Currency Arbitrage in Python
Yesterday, there was a post on Hacker News about solving a currency arbitrage problem in Prolog. The problem was originally posted by the folks over at Priceonomics. Spoiler alert - I solve their puzzle in this post.
I’ve actually solved this puzzle before, on a final in my undergraduate algorithms class. I remember being proud of myself for coming up with the solution, and for remembering a trick from high school precalculus that allowed me to get there. (Side note: I now see this trick used basically all the time.) Of course, this was for an algorithms class, so I never actually implemented it.
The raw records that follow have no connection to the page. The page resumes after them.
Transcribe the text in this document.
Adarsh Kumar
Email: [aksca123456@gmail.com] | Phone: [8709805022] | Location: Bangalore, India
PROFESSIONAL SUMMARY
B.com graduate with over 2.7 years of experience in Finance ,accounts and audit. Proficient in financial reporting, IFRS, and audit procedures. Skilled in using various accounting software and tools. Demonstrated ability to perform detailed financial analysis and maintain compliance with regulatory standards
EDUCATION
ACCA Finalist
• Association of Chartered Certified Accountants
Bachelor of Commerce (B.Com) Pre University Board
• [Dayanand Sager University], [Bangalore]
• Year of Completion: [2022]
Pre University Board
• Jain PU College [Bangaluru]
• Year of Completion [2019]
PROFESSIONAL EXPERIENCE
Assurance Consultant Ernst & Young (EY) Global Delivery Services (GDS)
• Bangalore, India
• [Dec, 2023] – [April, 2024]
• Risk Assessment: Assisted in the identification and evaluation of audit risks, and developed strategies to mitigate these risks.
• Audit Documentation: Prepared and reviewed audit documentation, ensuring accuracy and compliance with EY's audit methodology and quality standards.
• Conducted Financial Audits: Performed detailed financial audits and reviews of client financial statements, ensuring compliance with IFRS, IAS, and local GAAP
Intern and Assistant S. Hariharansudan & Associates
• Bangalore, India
The solution is this: structure the currency network as a directed graph, with exchange rates on the edges. Then, find a cycle where multiplying the weights together gives you a number > 1. Two things to note - first, this is like solving a longest path problem. Second, it’s not quite that because longest paths are about additive weight and we’re looking for multiplicative weight.
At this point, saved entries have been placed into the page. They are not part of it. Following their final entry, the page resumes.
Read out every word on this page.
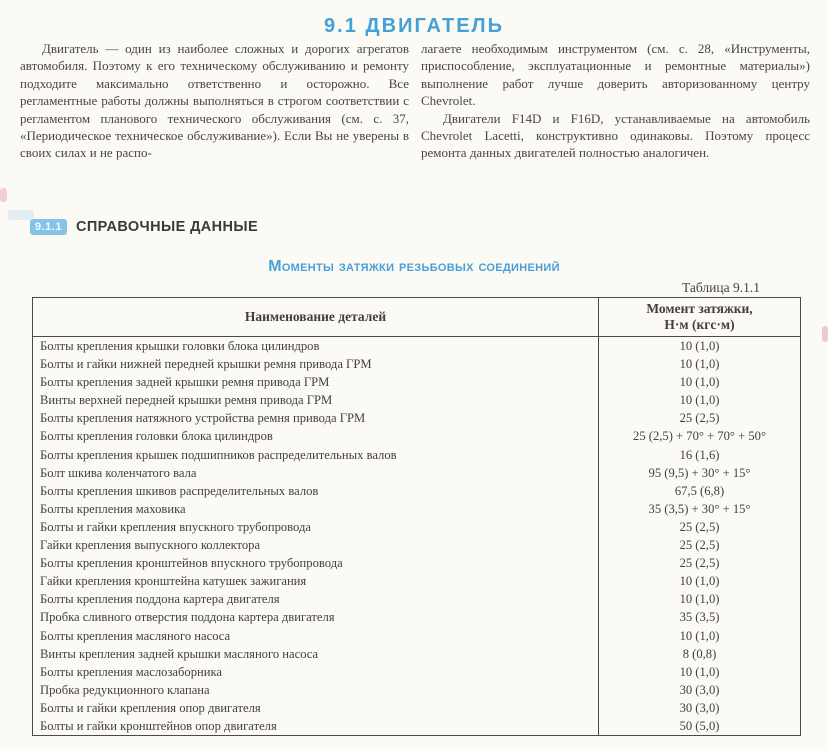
9.1 ДВИГАТЕЛЬ

Двигатель — один из наиболее сложных и дорогих агрегатов автомобиля. Поэтому к его техническому обслуживанию и ремонту подходите максимально ответственно и осторожно. Все регламентные работы должны выполняться в строгом соответствии с регламентом планового технического обслуживания (см. с. 37, «Периодическое техническое обслуживание»). Если Вы не уверены в своих силах и не распо-

лагаете необходимым инструментом (см. с. 28, «Инструменты, приспособление, эксплуатационные и ремонтные материалы») выполнение работ лучше доверить авторизованному центру Chevrolet.

Двигатели F14D и F16D, устанавливаемые на автомобиль Chevrolet Lacetti, конструктивно одинаковы. Поэтому процесс ремонта данных двигателей полностью аналогичен.

9.1.1 СПРАВОЧНЫЕ ДАННЫЕ
Моменты затяжки резьбовых соединений
Таблица 9.1.1
Наименование деталей	Момент затяжки,
Н·м (кгс·м)

Болты крепления крышки головки блока цилиндров	10 (1,0)
Болты и гайки нижней передней крышки ремня привода ГРМ	10 (1,0)
Болты крепления задней крышки ремня привода ГРМ	10 (1,0)
Винты верхней передней крышки ремня привода ГРМ	10 (1,0)
Болты крепления натяжного устройства ремня привода ГРМ	25 (2,5)
Болты крепления головки блока цилиндров	25 (2,5) + 70° + 70° + 50°
Болты крепления крышек подшипников распределительных валов	16 (1,6)
Болт шкива коленчатого вала	95 (9,5) + 30° + 15°
Болты крепления шкивов распределительных валов	67,5 (6,8)
Болты крепления маховика	35 (3,5) + 30° + 15°
Болты и гайки крепления впускного трубопровода	25 (2,5)
Гайки крепления выпускного коллектора	25 (2,5)
Болты крепления кронштейнов впускного трубопровода	25 (2,5)
Гайки крепления кронштейна катушек зажигания	10 (1,0)
Болты крепления поддона картера двигателя	10 (1,0)
Пробка сливного отверстия поддона картера двигателя	35 (3,5)
Болты крепления масляного насоса	10 (1,0)
Винты крепления задней крышки масляного насоса	8 (0,8)
Болты крепления маслозаборника	10 (1,0)
Пробка редукционного клапана	30 (3,0)
Болты и гайки крепления опор двигателя	30 (3,0)
Болты и гайки кронштейнов опор двигателя	50 (5,0)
The trick I mentioned above involves taking the
log of the exchange rates and finding an increasing cycle. We have to remember that the sum of
logs of some terms is the same as the
log of the product of those terms. To suit the algorithm we use, taking the negative of the
log of the weights and finding a negative weight cycle. It turns out that the Bellman-Ford algorithm will do just this.
Originally, I had plans to redo the author’s Prolog solution with the Bellman-Ford algorithm. While I’m a big fan of declarative programming and the first order logic, I chickened out and decided to redo things in good old python.
The goal here was to write in concise, idiomatic python with enough structure to be readable, and use common python libraries as much as possible. So, I use
json to grab and parse data from Priceonomics, and
NetworkX to structure the data as a graph and run the Bellman-Ford algorithm.
Of course, it turns out that by default
NetworkX raises an exception when a negative cycle is detected, so I had to modify it to return the results of the algorithm when a cycle is detected.
Once I did that, though - I wound up with 50 lines of pretty simple python. Most of the works is actually done in interpreting the results of the Bellman-Ford algorithm.